Gonzalo Domínguez Sánchez

Sacerdote (1912-1976)

Nacimiento: Horcajo de Montemayor (Salamanca), 25 de noviembre de 1912
Profesión religiosa: Gerona, 4 de agosto de 1929
Ordenación sacerdotal: Carabanchel Alto, 30 de junio de 1940
Defunción: Sarrià, 4 de abril de 1976

Nació el 25 de noviembre de 1912 en Horcajo de Montemayor (Salamanca); a los 12 años ingresó como aspirante en El Campello, inició el noviciado en Sarrià (1928-1929) y lo terminó en Gerona, donde profesó el 4 de agosto de 1929.

En Gerona mismo estudió filosofía (1929-1931) y realizó el tirocinio práctico en Pamplona (1931-1934). Estudió teología en Carabanchel Alto (1934-1940), que hubo de interrumpir por la Guerra Civil española; fue soldado en Pamplona (1938-1939). Monseñor Olaetxea lo ordenó de sacerdote en Carabanchel, el 30 de junio de 1940.

Trabajó en muchas casas: en Alcoy, Tibidabo, Zaragoza, Huesca-Heredia, Valencia-San Antonio, El Campello, Mataró, Sarrià, Horta y Andorra de Teruel (1956-1957).

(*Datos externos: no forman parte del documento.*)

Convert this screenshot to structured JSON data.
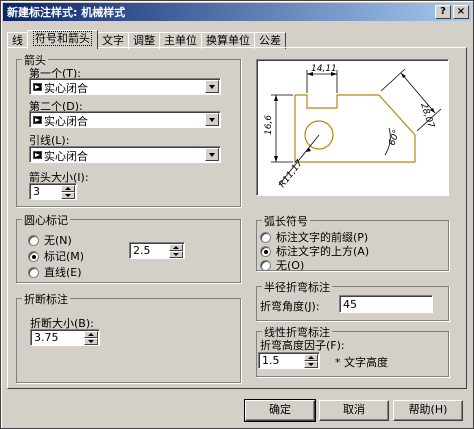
{
  "title": "新建标注样式: 机械样式",
  "titlebar_buttons": {
    "help": "?",
    "close": "×"
  },
  "tabs": [
    "线",
    "符号和箭头",
    "文字",
    "调整",
    "主单位",
    "换算单位",
    "公差"
  ],
  "active_tab": "符号和箭头",
  "arrows": {
    "group_title": "箭头",
    "first_label": "第一个(T):",
    "first_value": "实心闭合",
    "second_label": "第二个(D):",
    "second_value": "实心闭合",
    "leader_label": "引线(L):",
    "leader_value": "实心闭合",
    "size_label": "箭头大小(I):",
    "size_value": "3"
  },
  "center_marks": {
    "group_title": "圆心标记",
    "options": [
      "无(N)",
      "标记(M)",
      "直线(E)"
    ],
    "selected": "标记(M)",
    "size_value": "2.5"
  },
  "break": {
    "group_title": "折断标注",
    "size_label": "折断大小(B):",
    "size_value": "3.75"
  },
  "arc_length": {
    "group_title": "弧长符号",
    "options": [
      "标注文字的前缀(P)",
      "标注文字的上方(A)",
      "无(O)"
    ],
    "selected": "标注文字的上方(A)"
  },
  "radius_jog": {
    "group_title": "半径折弯标注",
    "angle_label": "折弯角度(J):",
    "angle_value": "45"
  },
  "linear_jog": {
    "group_title": "线性折弯标注",
    "factor_label": "折弯高度因子(F):",
    "factor_value": "1.5",
    "unit_text": "* 文字高度"
  },
  "preview": {
    "dim_top": "14,11",
    "dim_left": "16,6",
    "dim_right": "28,07",
    "dim_angle": "60°",
    "dim_radius": "R11,17"
  },
  "buttons": {
    "ok": "确定",
    "cancel": "取消",
    "help": "帮助(H)"
  },
  "colors": {
    "titlebar": "#0a246a",
    "dialog": "#d4d0c8",
    "preview_shape": "#b8860b"
  }
}
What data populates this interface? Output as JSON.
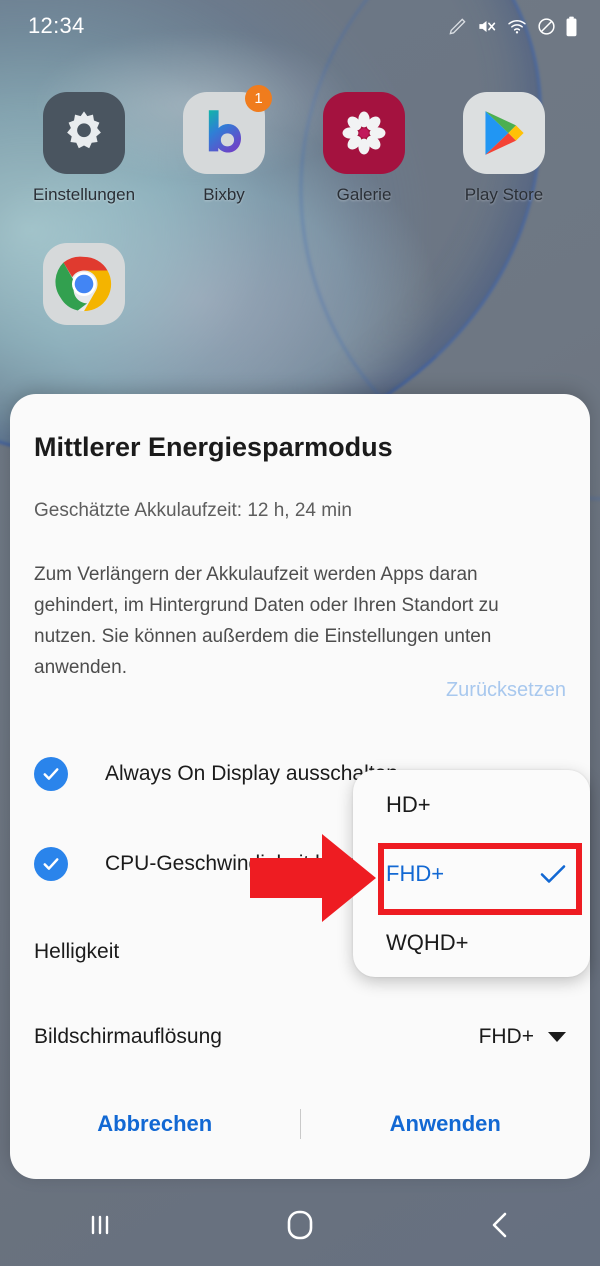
{
  "status_bar": {
    "time": "12:34",
    "icons": [
      "pencil-icon",
      "mute-icon",
      "wifi-icon",
      "do-not-disturb-icon",
      "battery-icon"
    ]
  },
  "home_screen": {
    "apps_row1": [
      {
        "label": "Einstellungen",
        "icon": "settings-gear-icon",
        "badge": ""
      },
      {
        "label": "Bixby",
        "icon": "bixby-icon",
        "badge": "1"
      },
      {
        "label": "Galerie",
        "icon": "gallery-flower-icon",
        "badge": ""
      },
      {
        "label": "Play Store",
        "icon": "play-store-icon",
        "badge": ""
      }
    ],
    "apps_row2": [
      {
        "label": "",
        "icon": "chrome-icon",
        "badge": ""
      }
    ]
  },
  "dialog": {
    "title": "Mittlerer Energiesparmodus",
    "subtitle": "Geschätzte Akkulaufzeit: 12 h, 24 min",
    "body": "Zum Verlängern der Akkulaufzeit werden Apps daran gehindert, im Hintergrund Daten oder Ihren Standort zu nutzen. Sie können außerdem die Einstellungen unten anwenden.",
    "reset_label": "Zurücksetzen",
    "checkboxes": [
      {
        "label": "Always On Display ausschalten",
        "checked": true
      },
      {
        "label": "CPU-Geschwindigkeit begrenzen",
        "checked": true
      }
    ],
    "settings": [
      {
        "label": "Helligkeit",
        "value": ""
      },
      {
        "label": "Bildschirmauflösung",
        "value": "FHD+"
      }
    ],
    "cancel_label": "Abbrechen",
    "apply_label": "Anwenden"
  },
  "dropdown": {
    "items": [
      {
        "label": "HD+",
        "selected": false
      },
      {
        "label": "FHD+",
        "selected": true
      },
      {
        "label": "WQHD+",
        "selected": false
      }
    ]
  },
  "annotations": {
    "highlight_color": "#ee1c22",
    "arrow": "red-arrow-right",
    "target": "FHD+"
  },
  "nav_bar": {
    "buttons": [
      "recents-icon",
      "home-icon",
      "back-icon"
    ]
  },
  "colors": {
    "accent_blue": "#1268d3",
    "checkbox_blue": "#2a84eb",
    "annotation_red": "#ee1c22",
    "badge_orange": "#f07c1d"
  }
}
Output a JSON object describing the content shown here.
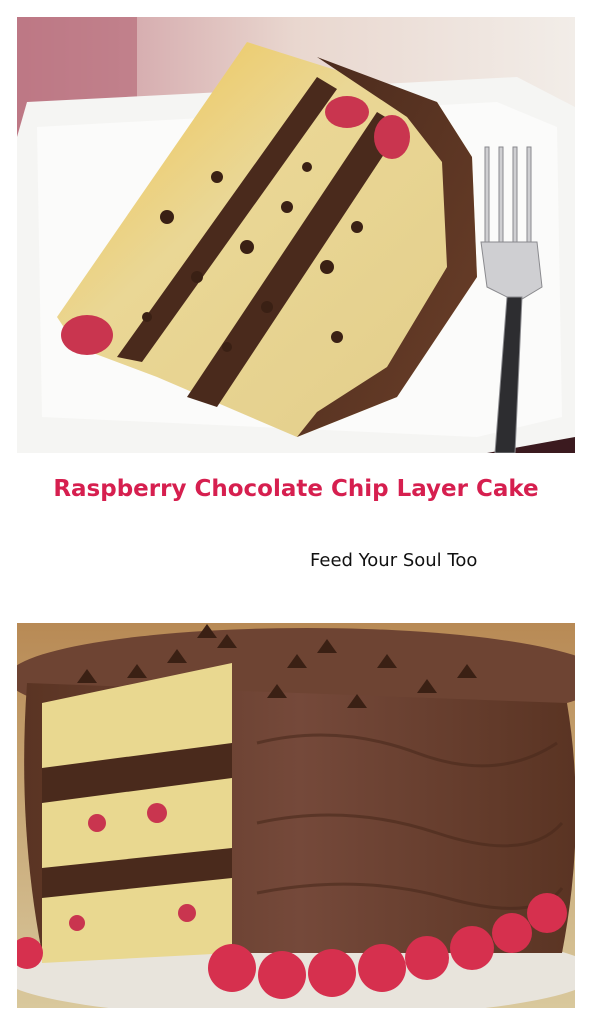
{
  "title": "Raspberry Chocolate Chip Layer Cake",
  "credit": "Feed Your Soul Too",
  "colors": {
    "title": "#d61f4f",
    "credit": "#111111",
    "frosting": "#5a3423",
    "cake": "#e6d08c",
    "raspberry": "#d6304e",
    "plate": "#f4f4f2"
  },
  "images": [
    {
      "subject": "slice-of-layer-cake-on-white-plate-with-fork"
    },
    {
      "subject": "whole-frosted-layer-cake-with-raspberries"
    }
  ]
}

Tras dividirse la inspectoría, trabajó en Horta, Huesca-Residencia (1963-1964) como director, y en Hogares Mundet, Sentmenat, Terrassa, Sabadell y Sarrià (1972-1976), donde murió el 4 de abril de 1976 a punto de cumplir 64 años de edad.

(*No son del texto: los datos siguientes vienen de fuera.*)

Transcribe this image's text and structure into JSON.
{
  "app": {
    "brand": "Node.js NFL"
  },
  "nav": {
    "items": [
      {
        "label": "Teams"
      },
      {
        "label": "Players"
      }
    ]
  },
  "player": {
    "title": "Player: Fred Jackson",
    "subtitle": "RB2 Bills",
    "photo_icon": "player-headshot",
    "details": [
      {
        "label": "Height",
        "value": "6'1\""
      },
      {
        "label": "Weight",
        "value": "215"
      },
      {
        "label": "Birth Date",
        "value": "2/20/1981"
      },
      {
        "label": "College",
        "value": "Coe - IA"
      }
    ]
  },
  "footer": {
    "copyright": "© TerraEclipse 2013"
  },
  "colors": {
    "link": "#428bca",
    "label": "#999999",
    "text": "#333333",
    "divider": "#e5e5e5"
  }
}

Era un hombre amable, afectuoso, culto e inteligente; tenía un gran conocimiento de los clásicos latinos y griegos, y estaba dotado para la música. Pero enfermó muy pronto, hubo de operarse y vivió toda la vida con un solo pulmón.

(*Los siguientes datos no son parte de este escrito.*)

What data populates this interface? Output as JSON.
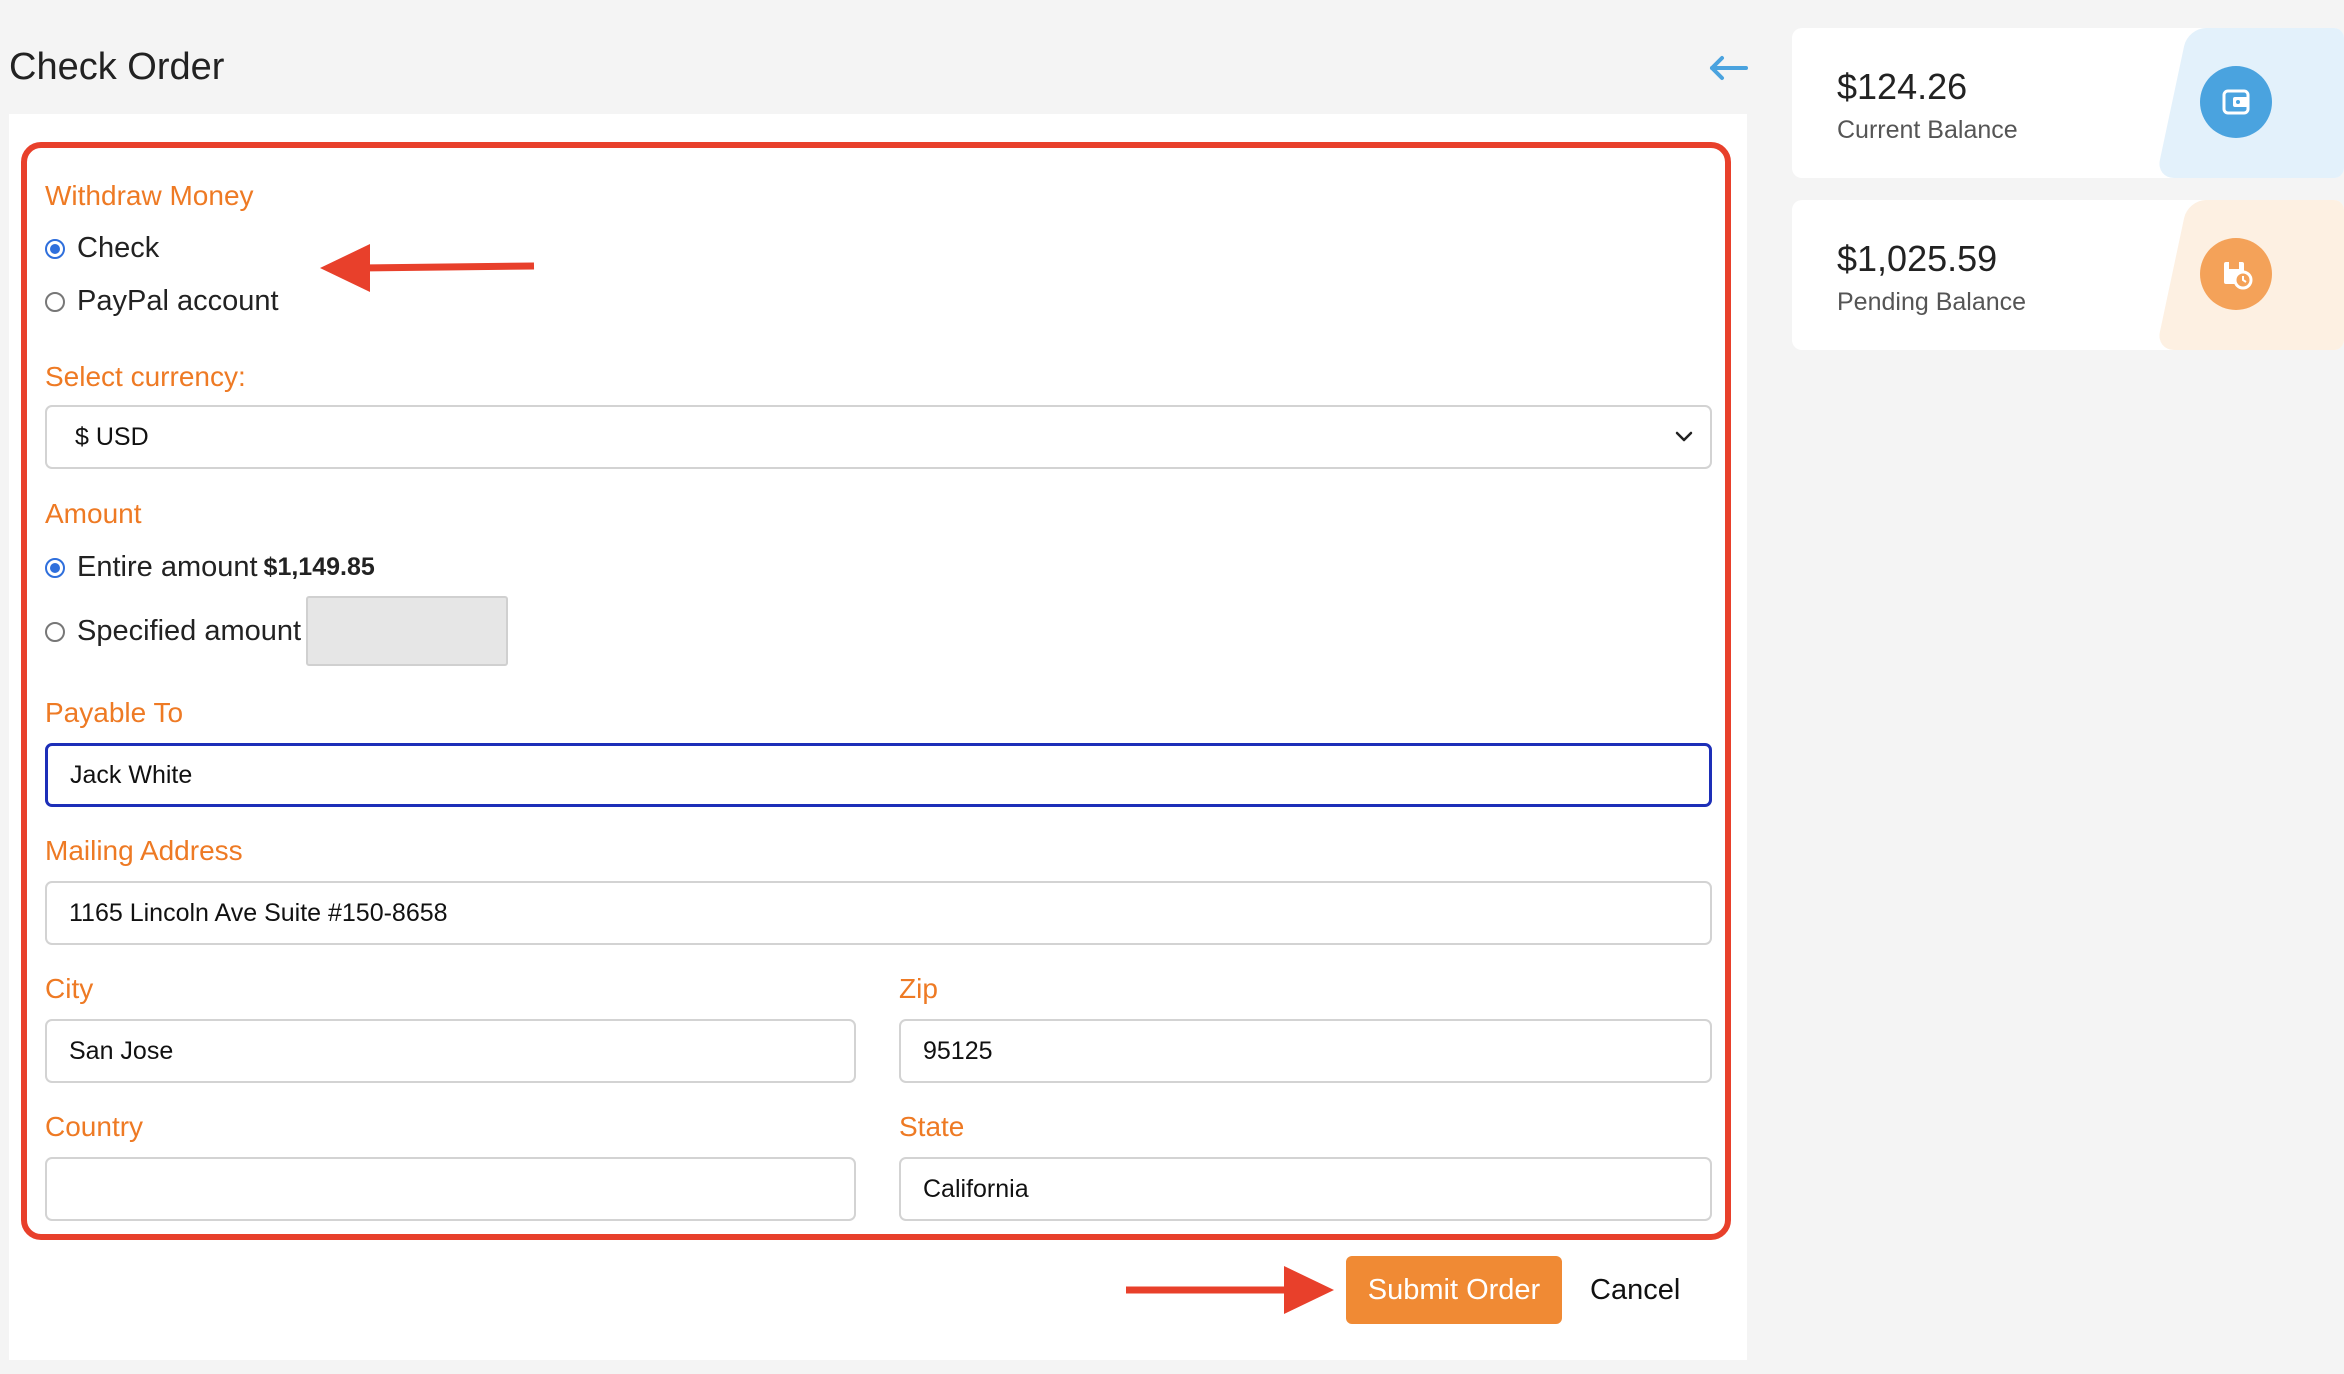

Su energía natural y su ascetismo marchaban por caminos muy en desacuerdo con su patología. Y probó un tiempo en la Trapa, luego en el hospital de infecciosos y en la vida parroquial; una serie de dificultades, contrariedades, burocracia administrativa, etc., le hicieron desistir y volver de nuevo a la vida salesiana.

En sus últimos años de Sarrià, con más de 60 años, ya no estaba en condiciones de transmitir su mucho saber. Se ofreció a EDEBÉ para traducir, revisar obras, corregir pruebas de imprenta…, además llevaba capellanías de monjas. No paraba; él quería sentirse útil para su santificación y la de los demás.

Era clásico y conservador en toda su ideología, en literatura o música, en costumbres o sistemas; no le resultaba fácil comulgar con las nuevas ideas. Por ello resultó que, aunque era de carácter comunicativo y afectivo, fue quedándose cada vez más aislado.